2. At the time of hearing of this appeal we went through the order dated 2-3-1982 of the ITO and the order dated 16-12-1983 of the Commissioner (Appeals). We have also gone through the grounds of appeal taken before us We find that Section 248 allows a person to file an appeal if he denies his liability to make such deduction as is directed by Section 195. Section 195(2) reads as under : (2) Where the person responsible for paying any such sum chargeable under this Act other than interest on securities, dividend and salary to a non-resident considers that the whole of such sum would not be income chargeable in the case of the recipient, he may make an application to the Income-tax Officer to determine, by general or special order, the appropriate proportion of such sum so chargeable, and upon such datermination, lax shall be deducted under Sub-section (1) only on that proportion of the sum which is so chargeable.

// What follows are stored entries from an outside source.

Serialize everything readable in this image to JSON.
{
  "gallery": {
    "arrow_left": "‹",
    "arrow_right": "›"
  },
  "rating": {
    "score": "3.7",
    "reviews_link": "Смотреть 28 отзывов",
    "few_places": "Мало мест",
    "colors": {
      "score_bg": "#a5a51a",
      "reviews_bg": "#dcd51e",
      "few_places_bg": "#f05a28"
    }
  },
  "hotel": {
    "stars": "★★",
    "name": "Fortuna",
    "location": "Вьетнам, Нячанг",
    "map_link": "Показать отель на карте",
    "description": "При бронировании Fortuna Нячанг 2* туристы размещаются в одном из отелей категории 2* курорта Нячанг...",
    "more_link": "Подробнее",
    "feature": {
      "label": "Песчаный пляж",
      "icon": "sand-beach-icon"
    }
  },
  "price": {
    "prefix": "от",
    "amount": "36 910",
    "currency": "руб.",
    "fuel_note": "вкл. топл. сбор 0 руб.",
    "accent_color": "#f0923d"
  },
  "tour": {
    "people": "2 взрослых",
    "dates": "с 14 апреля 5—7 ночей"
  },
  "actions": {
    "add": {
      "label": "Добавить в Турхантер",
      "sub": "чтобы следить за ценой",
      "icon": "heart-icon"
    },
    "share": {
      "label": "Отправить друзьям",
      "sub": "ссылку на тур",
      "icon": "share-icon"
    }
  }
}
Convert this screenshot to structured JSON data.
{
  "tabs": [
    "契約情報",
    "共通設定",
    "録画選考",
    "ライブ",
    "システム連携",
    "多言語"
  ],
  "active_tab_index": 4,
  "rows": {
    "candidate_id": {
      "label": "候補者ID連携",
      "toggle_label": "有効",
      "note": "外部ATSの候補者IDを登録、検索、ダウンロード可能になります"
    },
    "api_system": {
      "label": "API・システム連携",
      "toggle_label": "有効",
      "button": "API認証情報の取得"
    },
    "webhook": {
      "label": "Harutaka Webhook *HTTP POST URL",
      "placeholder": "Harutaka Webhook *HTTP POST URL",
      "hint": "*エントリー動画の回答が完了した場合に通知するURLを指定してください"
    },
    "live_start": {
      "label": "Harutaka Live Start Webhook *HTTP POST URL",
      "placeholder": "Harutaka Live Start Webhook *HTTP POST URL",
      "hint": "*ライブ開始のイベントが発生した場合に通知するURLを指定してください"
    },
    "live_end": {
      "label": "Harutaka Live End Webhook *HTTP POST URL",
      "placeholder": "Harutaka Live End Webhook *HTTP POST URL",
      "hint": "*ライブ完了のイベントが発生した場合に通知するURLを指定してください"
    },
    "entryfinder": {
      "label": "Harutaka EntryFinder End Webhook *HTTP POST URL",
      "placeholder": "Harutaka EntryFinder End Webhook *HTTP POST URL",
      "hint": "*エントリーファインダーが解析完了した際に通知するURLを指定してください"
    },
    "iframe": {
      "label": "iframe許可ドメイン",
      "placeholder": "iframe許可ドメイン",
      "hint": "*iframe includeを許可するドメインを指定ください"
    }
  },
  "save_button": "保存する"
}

We find from the above provisions of Section 195(2) that the person responsible for paying any sum to a non-resident may apply to the ITO to determine the appropriate proportion of such sum which is chargeable to tax. We do not find therein any reference to the rate of tax that has to be applied to the chargeable amount. In other words, Section 195(2) relates to the proportion of the amount that can be chargeable to tax under the Act. The said provisions do not speak at all about the rate of tax that has to be applied to the appropriate proportion of the aforesaid sum held to be chargeable to tax.

3. We asked Shri S. Das Gupta, the learned representative for the assessee, to give us a copy of the application under Section 195(2) made by the assessee to the ITO on the basis of which the latter passed the order dated 2-3-1982 purporting it to be an order under Section 195(2). Shri S. Das Gupta replied that he was not in a position to supply a copy of the said application; but he stated before us that the dispute before the ITO was not as to the proportion of the amount paid by the assessee to the nonresident that should be chargeable to tax.

The only dispute raised by the assessee before the ITO, as stated before us by Shri S. Das Gupta, was as to the appropriate rate of tax to be applied to the said amount. We pointed out to Shri S. Das Gupta that the dispute raised regarding the rate of tax did not come under the purview of Section 195 and so the order dated 2-3-1982 purported to be passed under Section 195(2) was misconceived and so is non est in the eye of law. He replied that he had not looked at the matter from that angle and so he could not reply. It is evident from what is stated above that the assessee moved the ITO under Section 195(2) regarding a matter to which the said section does not apply. The dispute relating to the rate of tax that can be applied to the total income arises in the assessment of the recipient of the income and Section 246(1 )(c)of the Act provides for an appeal in case the assessee is aggrieved by the rate of tax applied for computing the lax. That matter is completely outside the purview of Section 195(2) and Section 248. Consequently, we come to the conclusion that the order dated 2-3-1982 passed by the 1TO does not exist in the eye of law. Similarly, the order dated 16-12-1983 is also misconceived and the appeal filed before us is, therefore, equally misconceived and incompetent.